For nurses doing research is difficult for several reasons. One of these reasons is that, as a profession, Nursing is younger than Medicine and we are not as used to doing research. Another reason is that it is an eminently female profession; almost nine out of ten nurses are women, and among women the phenomenon of double presence is, unfortunately, much more common, which implies that they take on more domestic tasks than men and this makes it difficult for them to dedicate themselves to research, which requires many hours and a lot of institutional and family support.

The hours my wife has filled in for me at home are not paid. I hope to be able to return it one day. She is also a nurse and would be delighted if she could do the PhD as well. I owe a lot to my wife.

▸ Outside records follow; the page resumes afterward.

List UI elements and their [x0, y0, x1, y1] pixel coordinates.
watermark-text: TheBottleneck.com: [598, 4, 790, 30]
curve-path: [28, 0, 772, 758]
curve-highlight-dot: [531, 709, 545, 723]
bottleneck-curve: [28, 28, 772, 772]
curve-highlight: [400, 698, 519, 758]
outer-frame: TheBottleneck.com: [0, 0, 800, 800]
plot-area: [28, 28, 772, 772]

How do you see the IDIAPJGol?

Doing research is not a personal success, but a collective one. For those who want to do research, I recommend that they surround themselves with a team of qualified people, who can help you, who know more than you. IDIAP provides a lot of support in this. I contacted Edurne Zabaleta, who is a research nurse at the IDIAP, who has been my thesis director. She demanded a lot from me, but I learned a lot from her. It has helped me to ask myself questions, to pose challenges and to contact people and institutions that would have been difficult for me to reach on my own. I am very grateful to him for the work he has done.

There are other things that could go well, such as being able to integrate into research groups. In this sense although I have knocked on doors, it has not been possible for me to join IDIAP groups that address the same type of research that I do. I think this could be improved.

In any case, the balance has been very positive. The IDIAP has allowed me to enjoy predoc scholarships, both financial and for intensification. The economy is important, because the publications are not cheap, but the intensification ones are too, because they free health professionals from the care work. Thanks to this I was able to enjoy the thesis. Otherwise, he would have suffered.